Never mind that their wives are about to be widows and their children fatherless. Never mind that their little band of followers will yet be “houseless, friendless and homeless” and that their children will leave footprints of blood across frozen rivers and an untamed prairie floor. Never mind that legions will die and other legions live declaring in the four quarters of this earth that they know the Book of Mormon and the Church which espouses it to be true. Disregard all of that, and tell me whether in this hour of death these two men would enter the presence of their Eternal Judge quoting from and finding solace in a book which, if not the very word of God, would brand them as imposters and charlatans until the end of time? They would not do that! They were willing to die rather than deny the divine origin and the eternal truthfulness of the Book of Mormon.

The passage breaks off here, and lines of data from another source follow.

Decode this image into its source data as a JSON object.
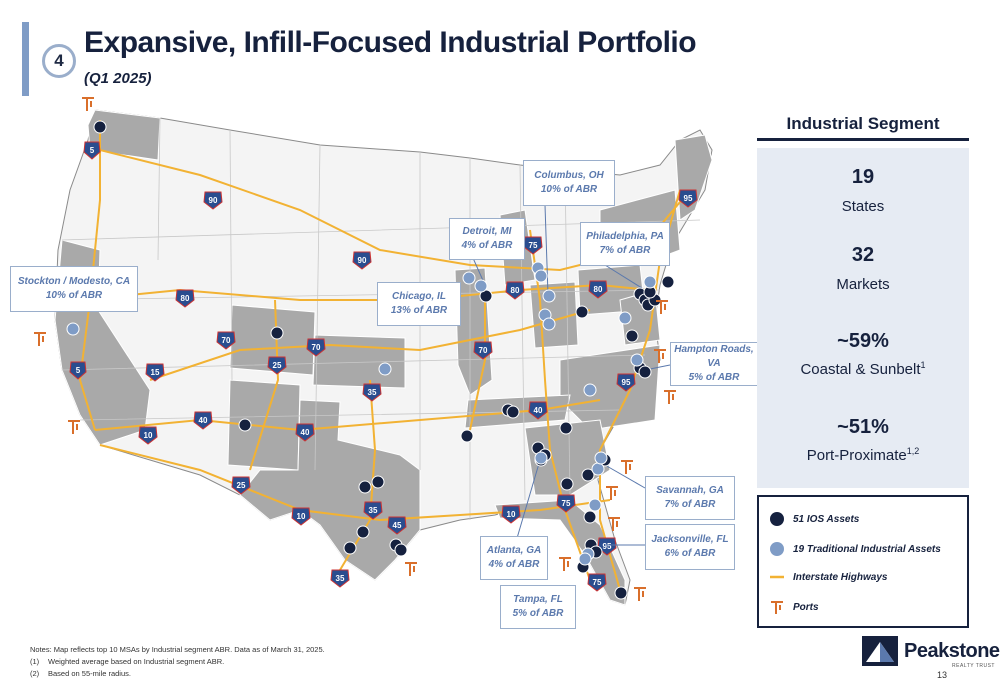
{
  "header": {
    "section_number": "4",
    "title": "Expansive, Infill-Focused Industrial Portfolio",
    "subtitle": "(Q1 2025)"
  },
  "callouts": [
    {
      "id": "stockton",
      "name": "Stockton / Modesto, CA",
      "share": "10% of ABR"
    },
    {
      "id": "chicago",
      "name": "Chicago, IL",
      "share": "13% of ABR"
    },
    {
      "id": "detroit",
      "name": "Detroit, MI",
      "share": "4% of ABR"
    },
    {
      "id": "columbus",
      "name": "Columbus, OH",
      "share": "10% of ABR"
    },
    {
      "id": "philadelphia",
      "name": "Philadelphia, PA",
      "share": "7% of ABR"
    },
    {
      "id": "hampton",
      "name": "Hampton Roads, VA",
      "share": "5% of ABR"
    },
    {
      "id": "savannah",
      "name": "Savannah, GA",
      "share": "7% of ABR"
    },
    {
      "id": "jacksonville",
      "name": "Jacksonville, FL",
      "share": "6% of ABR"
    },
    {
      "id": "atlanta",
      "name": "Atlanta, GA",
      "share": "4% of ABR"
    },
    {
      "id": "tampa",
      "name": "Tampa, FL",
      "share": "5% of ABR"
    }
  ],
  "interstates": [
    "5",
    "90",
    "80",
    "15",
    "70",
    "25",
    "70",
    "10",
    "40",
    "40",
    "25",
    "35",
    "35",
    "45",
    "10",
    "35",
    "90",
    "80",
    "75",
    "70",
    "40",
    "75",
    "95",
    "95",
    "75",
    "10",
    "80",
    "95",
    "5"
  ],
  "segment": {
    "heading": "Industrial Segment",
    "stats": [
      {
        "value": "19",
        "label": "States",
        "sup": ""
      },
      {
        "value": "32",
        "label": "Markets",
        "sup": ""
      },
      {
        "value": "~59%",
        "label": "Coastal & Sunbelt",
        "sup": "1"
      },
      {
        "value": "~51%",
        "label": "Port-Proximate",
        "sup": "1,2"
      }
    ]
  },
  "legend": [
    {
      "label": "51 IOS Assets",
      "icon": "dark-circle-icon"
    },
    {
      "label": "19 Traditional Industrial Assets",
      "icon": "light-circle-icon"
    },
    {
      "label": "Interstate Highways",
      "icon": "highway-line-icon"
    },
    {
      "label": "Ports",
      "icon": "port-crane-icon"
    }
  ],
  "colors": {
    "navy": "#16213d",
    "ios": "#15213f",
    "traditional": "#7f9cc6",
    "highway": "#f2b233",
    "port": "#d96f2b",
    "state_shade": "#a9a9a9",
    "state_light": "#f4f4f4",
    "interstate_shield": "#2a4d8f"
  },
  "notes": {
    "line1": "Notes: Map reflects top 10 MSAs by Industrial segment ABR. Data as of March 31, 2025.",
    "line2_num": "(1)",
    "line2": "Weighted average based on Industrial segment ABR.",
    "line3_num": "(2)",
    "line3": "Based on 55-mile radius."
  },
  "logo": {
    "name": "Peakstone",
    "tagline": "REALTY TRUST"
  },
  "page_number": "13"
}
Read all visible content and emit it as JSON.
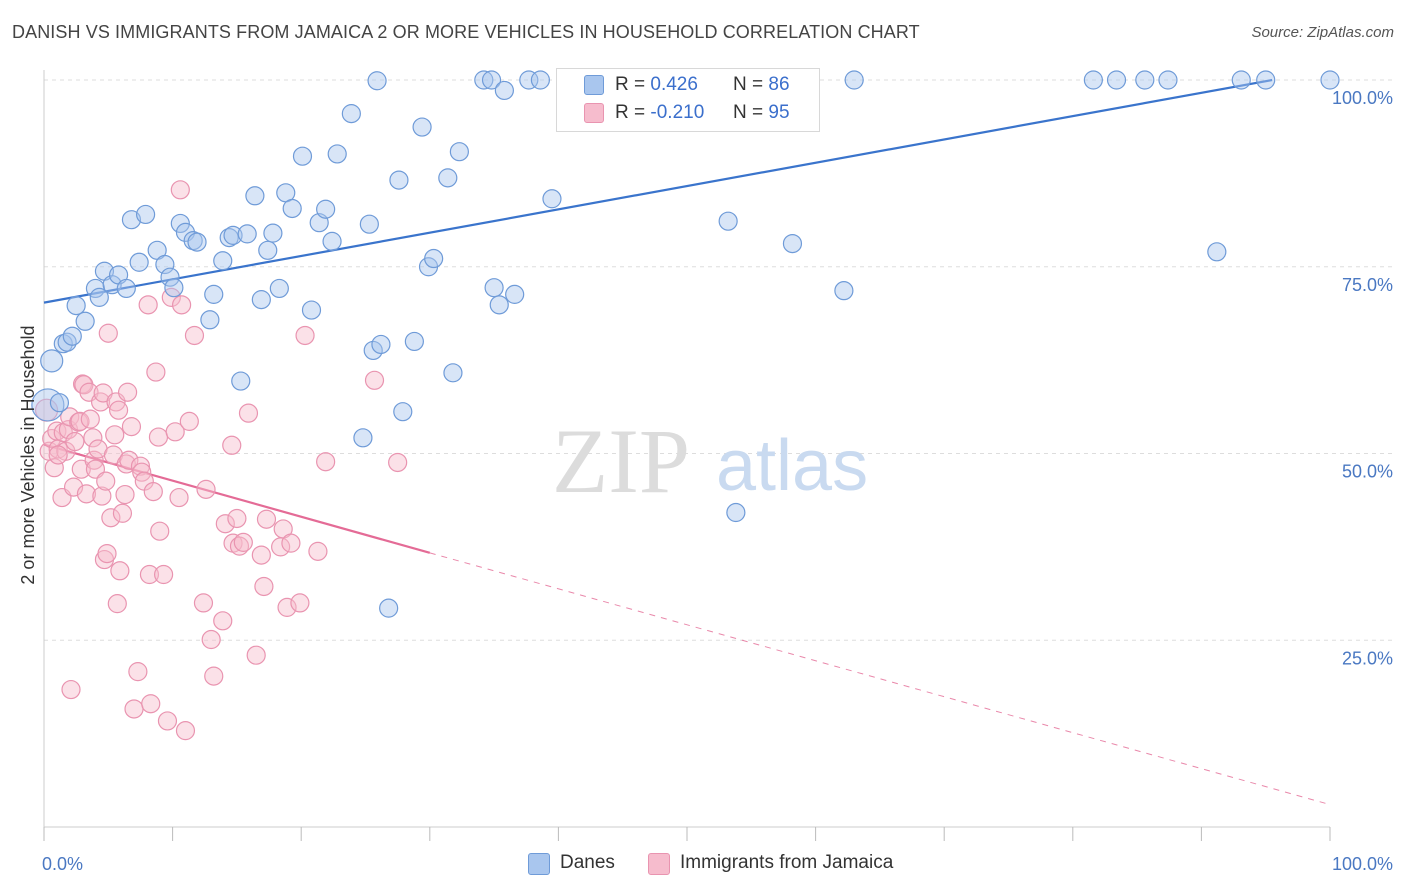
{
  "header": {
    "title": "DANISH VS IMMIGRANTS FROM JAMAICA 2 OR MORE VEHICLES IN HOUSEHOLD CORRELATION CHART",
    "source": "Source: ZipAtlas.com"
  },
  "watermark": {
    "zip": "ZIP",
    "atlas": "atlas"
  },
  "legend": {
    "danes": {
      "r_label": "R =",
      "r_value": "0.426",
      "n_label": "N =",
      "n_value": "86"
    },
    "jamaica": {
      "r_label": "R =",
      "r_value": "-0.210",
      "n_label": "N =",
      "n_value": "95"
    }
  },
  "bottom_legend": {
    "danes": "Danes",
    "jamaica": "Immigrants from Jamaica"
  },
  "colors": {
    "danes_fill": "#a9c6ee",
    "danes_stroke": "#6f9bd8",
    "danes_line": "#3a74cc",
    "jamaica_fill": "#f6bccd",
    "jamaica_stroke": "#e994b0",
    "jamaica_line": "#e46b96",
    "tick_text": "#4a78c2",
    "grid": "#dddddd"
  },
  "chart_data": {
    "type": "scatter",
    "title": "DANISH VS IMMIGRANTS FROM JAMAICA 2 OR MORE VEHICLES IN HOUSEHOLD CORRELATION CHART",
    "xlabel": "",
    "ylabel": "2 or more Vehicles in Household",
    "xlim": [
      0,
      100
    ],
    "ylim": [
      0,
      102
    ],
    "x_tick_labels": [
      "0.0%",
      "100.0%"
    ],
    "y_ticks": [
      25,
      50,
      75,
      100
    ],
    "y_tick_labels": [
      "25.0%",
      "50.0%",
      "75.0%",
      "100.0%"
    ],
    "grid": true,
    "legend_position": "top-center",
    "series": [
      {
        "name": "Danes",
        "r": 0.426,
        "n": 86,
        "points": [
          [
            0.3,
            56.5
          ],
          [
            0.6,
            62.4
          ],
          [
            1.5,
            64.7
          ],
          [
            1.8,
            64.9
          ],
          [
            2.2,
            65.7
          ],
          [
            2.5,
            69.8
          ],
          [
            3.2,
            67.7
          ],
          [
            4.0,
            72.1
          ],
          [
            4.3,
            70.9
          ],
          [
            4.7,
            74.4
          ],
          [
            5.3,
            72.6
          ],
          [
            5.8,
            73.9
          ],
          [
            6.4,
            72.1
          ],
          [
            6.8,
            81.3
          ],
          [
            7.4,
            75.6
          ],
          [
            7.9,
            82.0
          ],
          [
            8.8,
            77.2
          ],
          [
            9.4,
            75.3
          ],
          [
            9.8,
            73.6
          ],
          [
            10.1,
            72.2
          ],
          [
            10.6,
            80.8
          ],
          [
            11.0,
            79.6
          ],
          [
            11.6,
            78.5
          ],
          [
            11.9,
            78.3
          ],
          [
            12.9,
            67.9
          ],
          [
            13.2,
            71.3
          ],
          [
            13.9,
            75.8
          ],
          [
            14.4,
            78.9
          ],
          [
            14.7,
            79.2
          ],
          [
            15.3,
            59.7
          ],
          [
            15.8,
            79.4
          ],
          [
            16.4,
            84.5
          ],
          [
            16.9,
            70.6
          ],
          [
            17.4,
            77.2
          ],
          [
            17.8,
            79.5
          ],
          [
            18.3,
            72.1
          ],
          [
            18.8,
            84.9
          ],
          [
            19.3,
            82.8
          ],
          [
            20.1,
            89.8
          ],
          [
            20.8,
            69.2
          ],
          [
            21.4,
            80.9
          ],
          [
            21.9,
            82.7
          ],
          [
            22.4,
            78.4
          ],
          [
            22.8,
            90.1
          ],
          [
            23.9,
            95.5
          ],
          [
            24.8,
            52.1
          ],
          [
            25.3,
            80.7
          ],
          [
            25.6,
            63.8
          ],
          [
            25.9,
            99.9
          ],
          [
            26.2,
            64.6
          ],
          [
            26.8,
            29.3
          ],
          [
            27.6,
            86.6
          ],
          [
            27.9,
            55.6
          ],
          [
            28.8,
            65.0
          ],
          [
            29.4,
            93.7
          ],
          [
            29.9,
            75.0
          ],
          [
            30.3,
            76.1
          ],
          [
            31.4,
            86.9
          ],
          [
            31.8,
            60.8
          ],
          [
            32.3,
            90.4
          ],
          [
            34.2,
            100.0
          ],
          [
            34.8,
            100.0
          ],
          [
            35.0,
            72.2
          ],
          [
            35.4,
            69.9
          ],
          [
            35.8,
            98.6
          ],
          [
            36.6,
            71.3
          ],
          [
            37.7,
            100.0
          ],
          [
            38.6,
            100.0
          ],
          [
            39.5,
            84.1
          ],
          [
            49.4,
            100.0
          ],
          [
            49.7,
            100.0
          ],
          [
            53.2,
            81.1
          ],
          [
            53.8,
            42.1
          ],
          [
            58.2,
            78.1
          ],
          [
            58.6,
            100.0
          ],
          [
            62.2,
            71.8
          ],
          [
            63.0,
            100.0
          ],
          [
            81.6,
            100.0
          ],
          [
            83.4,
            100.0
          ],
          [
            85.6,
            100.0
          ],
          [
            87.4,
            100.0
          ],
          [
            91.2,
            77.0
          ],
          [
            93.1,
            100.0
          ],
          [
            95.0,
            100.0
          ],
          [
            100.0,
            100.0
          ],
          [
            1.2,
            56.8
          ]
        ],
        "trend": {
          "x": [
            0,
            95.5
          ],
          "y": [
            70.2,
            100.0
          ]
        }
      },
      {
        "name": "Immigrants from Jamaica",
        "r": -0.21,
        "n": 95,
        "points": [
          [
            0.2,
            55.8
          ],
          [
            0.4,
            50.3
          ],
          [
            0.6,
            52.0
          ],
          [
            0.8,
            48.1
          ],
          [
            1.0,
            53.0
          ],
          [
            1.1,
            50.6
          ],
          [
            1.4,
            44.1
          ],
          [
            1.5,
            52.8
          ],
          [
            1.7,
            50.3
          ],
          [
            1.9,
            53.2
          ],
          [
            2.0,
            54.9
          ],
          [
            2.1,
            18.4
          ],
          [
            2.3,
            45.5
          ],
          [
            2.4,
            51.6
          ],
          [
            2.7,
            54.2
          ],
          [
            2.8,
            54.3
          ],
          [
            2.9,
            47.9
          ],
          [
            3.0,
            59.3
          ],
          [
            3.1,
            59.2
          ],
          [
            3.3,
            44.6
          ],
          [
            3.5,
            58.2
          ],
          [
            3.6,
            54.6
          ],
          [
            3.8,
            52.1
          ],
          [
            3.9,
            49.1
          ],
          [
            4.0,
            47.9
          ],
          [
            4.2,
            50.6
          ],
          [
            4.4,
            56.9
          ],
          [
            4.5,
            44.3
          ],
          [
            4.6,
            58.1
          ],
          [
            4.7,
            35.8
          ],
          [
            4.8,
            46.3
          ],
          [
            4.9,
            36.6
          ],
          [
            5.0,
            66.1
          ],
          [
            5.2,
            41.4
          ],
          [
            5.4,
            49.8
          ],
          [
            5.5,
            52.5
          ],
          [
            5.6,
            56.9
          ],
          [
            5.7,
            29.9
          ],
          [
            5.8,
            55.8
          ],
          [
            5.9,
            34.3
          ],
          [
            6.1,
            42.0
          ],
          [
            6.3,
            44.5
          ],
          [
            6.4,
            48.6
          ],
          [
            6.5,
            58.2
          ],
          [
            6.6,
            49.1
          ],
          [
            6.8,
            53.6
          ],
          [
            7.0,
            15.8
          ],
          [
            7.3,
            20.8
          ],
          [
            7.5,
            48.3
          ],
          [
            7.6,
            47.5
          ],
          [
            7.8,
            46.3
          ],
          [
            8.1,
            69.9
          ],
          [
            8.2,
            33.8
          ],
          [
            8.5,
            44.9
          ],
          [
            8.7,
            60.9
          ],
          [
            8.9,
            52.2
          ],
          [
            9.0,
            39.6
          ],
          [
            9.3,
            33.8
          ],
          [
            9.6,
            14.2
          ],
          [
            9.9,
            70.9
          ],
          [
            10.2,
            52.9
          ],
          [
            10.5,
            44.1
          ],
          [
            10.6,
            85.3
          ],
          [
            10.7,
            69.9
          ],
          [
            11.0,
            12.9
          ],
          [
            11.3,
            54.3
          ],
          [
            11.7,
            65.8
          ],
          [
            12.4,
            30.0
          ],
          [
            12.6,
            45.2
          ],
          [
            13.0,
            25.1
          ],
          [
            13.2,
            20.2
          ],
          [
            13.9,
            27.6
          ],
          [
            14.1,
            40.6
          ],
          [
            14.6,
            51.1
          ],
          [
            14.7,
            38.0
          ],
          [
            15.0,
            41.3
          ],
          [
            15.2,
            37.6
          ],
          [
            15.5,
            38.1
          ],
          [
            15.9,
            55.4
          ],
          [
            16.5,
            23.0
          ],
          [
            17.1,
            32.2
          ],
          [
            17.3,
            41.2
          ],
          [
            18.4,
            37.5
          ],
          [
            18.6,
            39.9
          ],
          [
            18.9,
            29.4
          ],
          [
            19.2,
            38.0
          ],
          [
            19.9,
            30.0
          ],
          [
            20.3,
            65.8
          ],
          [
            21.3,
            36.9
          ],
          [
            21.9,
            48.9
          ],
          [
            25.7,
            59.8
          ],
          [
            27.5,
            48.8
          ],
          [
            8.3,
            16.5
          ],
          [
            1.1,
            49.8
          ],
          [
            16.9,
            36.4
          ]
        ],
        "trend": {
          "x": [
            0,
            30
          ],
          "y": [
            51.2,
            36.7
          ]
        },
        "trend_dashed": {
          "x": [
            30,
            100
          ],
          "y": [
            36.7,
            3.0
          ]
        }
      }
    ]
  }
}
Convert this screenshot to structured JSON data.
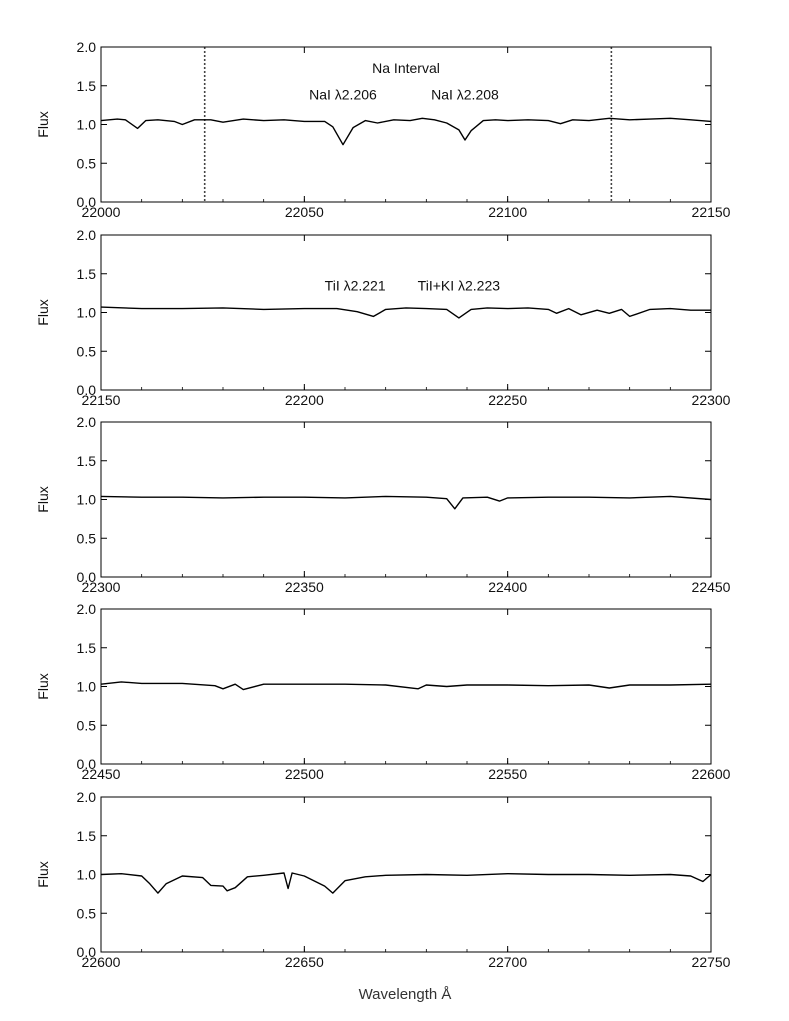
{
  "chart_data": {
    "type": "line",
    "xlabel": "Wavelength Å",
    "panels": [
      {
        "xlim": [
          22000,
          22150
        ],
        "ylim": [
          0.0,
          2.0
        ],
        "ylabel": "Flux",
        "xticks": [
          "22000",
          "22050",
          "22100",
          "22150"
        ],
        "yticks": [
          "0.0",
          "0.5",
          "1.0",
          "1.5",
          "2.0"
        ],
        "title": "Na Interval",
        "vlines": [
          22025.5,
          22125.5
        ],
        "annotations": [
          {
            "text": "NaI λ2.206",
            "x": 22059.5,
            "y": 1.22
          },
          {
            "text": "NaI λ2.208",
            "x": 22089.5,
            "y": 1.22
          }
        ],
        "series": [
          {
            "x": [
              22000,
              22004,
              22006,
              22009,
              22011,
              22014,
              22018,
              22020,
              22023,
              22027,
              22030,
              22035,
              22040,
              22045,
              22050,
              22055,
              22057,
              22059.5,
              22062,
              22065,
              22068,
              22072,
              22076,
              22079,
              22082,
              22085,
              22088,
              22089.5,
              22091,
              22094,
              22097,
              22100,
              22105,
              22110,
              22113,
              22116,
              22120,
              22125,
              22130,
              22135,
              22140,
              22145,
              22150
            ],
            "y": [
              1.05,
              1.07,
              1.06,
              0.95,
              1.05,
              1.06,
              1.04,
              1.0,
              1.06,
              1.06,
              1.03,
              1.07,
              1.05,
              1.06,
              1.04,
              1.04,
              0.97,
              0.74,
              0.96,
              1.05,
              1.02,
              1.06,
              1.05,
              1.08,
              1.06,
              1.02,
              0.93,
              0.8,
              0.92,
              1.05,
              1.06,
              1.05,
              1.06,
              1.05,
              1.01,
              1.06,
              1.05,
              1.08,
              1.06,
              1.07,
              1.08,
              1.06,
              1.04
            ]
          }
        ]
      },
      {
        "xlim": [
          22150,
          22300
        ],
        "ylim": [
          0.0,
          2.0
        ],
        "ylabel": "Flux",
        "xticks": [
          "22150",
          "22200",
          "22250",
          "22300"
        ],
        "yticks": [
          "0.0",
          "0.5",
          "1.0",
          "1.5",
          "2.0"
        ],
        "annotations": [
          {
            "text": "TiI λ2.221",
            "x": 22212.5,
            "y": 1.18
          },
          {
            "text": "TiI+KI λ2.223",
            "x": 22238.0,
            "y": 1.18
          }
        ],
        "series": [
          {
            "x": [
              22150,
              22160,
              22170,
              22180,
              22190,
              22200,
              22208,
              22213,
              22217,
              22220,
              22225,
              22230,
              22235,
              22238,
              22241,
              22245,
              22250,
              22255,
              22260,
              22262,
              22265,
              22268,
              22272,
              22275,
              22278,
              22280,
              22285,
              22290,
              22295,
              22300
            ],
            "y": [
              1.07,
              1.05,
              1.05,
              1.06,
              1.04,
              1.05,
              1.05,
              1.01,
              0.95,
              1.04,
              1.06,
              1.05,
              1.04,
              0.93,
              1.04,
              1.06,
              1.05,
              1.06,
              1.04,
              0.99,
              1.05,
              0.97,
              1.03,
              0.99,
              1.04,
              0.95,
              1.04,
              1.05,
              1.03,
              1.03
            ]
          }
        ]
      },
      {
        "xlim": [
          22300,
          22450
        ],
        "ylim": [
          0.0,
          2.0
        ],
        "ylabel": "Flux",
        "xticks": [
          "22300",
          "22350",
          "22400",
          "22450"
        ],
        "yticks": [
          "0.0",
          "0.5",
          "1.0",
          "1.5",
          "2.0"
        ],
        "series": [
          {
            "x": [
              22300,
              22310,
              22320,
              22330,
              22340,
              22350,
              22360,
              22370,
              22380,
              22385,
              22387,
              22389,
              22395,
              22398,
              22400,
              22410,
              22420,
              22430,
              22440,
              22450
            ],
            "y": [
              1.04,
              1.03,
              1.03,
              1.02,
              1.03,
              1.03,
              1.02,
              1.04,
              1.03,
              1.01,
              0.88,
              1.02,
              1.03,
              0.98,
              1.02,
              1.03,
              1.03,
              1.02,
              1.04,
              1.0
            ]
          }
        ]
      },
      {
        "xlim": [
          22450,
          22600
        ],
        "ylim": [
          0.0,
          2.0
        ],
        "ylabel": "Flux",
        "xticks": [
          "22450",
          "22500",
          "22550",
          "22600"
        ],
        "yticks": [
          "0.0",
          "0.5",
          "1.0",
          "1.5",
          "2.0"
        ],
        "series": [
          {
            "x": [
              22450,
              22455,
              22460,
              22470,
              22478,
              22480,
              22483,
              22485,
              22490,
              22500,
              22510,
              22520,
              22528,
              22530,
              22535,
              22540,
              22550,
              22560,
              22570,
              22575,
              22580,
              22590,
              22600
            ],
            "y": [
              1.03,
              1.06,
              1.04,
              1.04,
              1.01,
              0.97,
              1.03,
              0.96,
              1.03,
              1.03,
              1.03,
              1.02,
              0.97,
              1.02,
              1.0,
              1.02,
              1.02,
              1.01,
              1.02,
              0.98,
              1.02,
              1.02,
              1.03
            ]
          }
        ]
      },
      {
        "xlim": [
          22600,
          22750
        ],
        "ylim": [
          0.0,
          2.0
        ],
        "ylabel": "Flux",
        "xticks": [
          "22600",
          "22650",
          "22700",
          "22750"
        ],
        "yticks": [
          "0.0",
          "0.5",
          "1.0",
          "1.5",
          "2.0"
        ],
        "series": [
          {
            "x": [
              22600,
              22605,
              22610,
              22612,
              22614,
              22616,
              22620,
              22625,
              22627,
              22630,
              22631,
              22633,
              22636,
              22640,
              22645,
              22646,
              22647,
              22650,
              22655,
              22657,
              22660,
              22665,
              22670,
              22680,
              22690,
              22700,
              22710,
              22720,
              22730,
              22740,
              22745,
              22748,
              22750
            ],
            "y": [
              1.0,
              1.01,
              0.98,
              0.88,
              0.76,
              0.88,
              0.98,
              0.96,
              0.86,
              0.85,
              0.79,
              0.83,
              0.97,
              0.99,
              1.02,
              0.82,
              1.02,
              0.98,
              0.85,
              0.76,
              0.92,
              0.97,
              0.99,
              1.0,
              0.99,
              1.01,
              1.0,
              1.0,
              0.99,
              1.0,
              0.98,
              0.91,
              1.0
            ]
          }
        ]
      }
    ]
  }
}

For 179 years this book has been examined and attacked, denied and deconstructed, targeted and torn apart like perhaps no other book in modern religious history—perhaps like no other book in any religious history. And still it stands. Failed theories about its origins have been born and parroted and have died—from Ethan Smith to Solomon Spaulding to deranged paranoid to cunning genius. None of these frankly pathetic answers for this book has ever withstood examination because there is no other answer than the one Joseph gave as its young unlearned translator. In this I stand with my own great-grandfather, who said simply enough, “No wicked man could write such a book as this; and no good man would write it, unless it were true and he were commanded of God to do so.”
I testify that one cannot come to full faith in this latter-day work—and thereby find the fullest measure of peace and comfort in these, our times—until he or she embraces the divinity of the Book of Mormon and the Lord Jesus Christ, of whom it testifies. If anyone is foolish enough or misled enough to reject 531 pages of a heretofore unknown text teeming with literary and Semitic complexity without honestly attempting to account for the origin of those pages—especially without accounting for their powerful witness of Jesus Christ and the profound spiritual impact that witness has had on what is now tens of millions of readers—if that is the case, then such a person, elect or otherwise, has been deceived; and if he or she leaves this Church, it must be done by crawling over or under or around the Book of Mormon to make that exit. In that sense the book is what Christ Himself was said to be: “a stone of stumbling, . . . a rock of offence,” a barrier in the path of one who wishes not to believe in this work. Witnesses, even witnesses who were for a time hostile to Joseph, testified to their death that they had seen an angel and had handled the plates. “They have been shown unto us by the power of God, and not of man,” they declared. “Wherefore we know of a surety that the work is true.”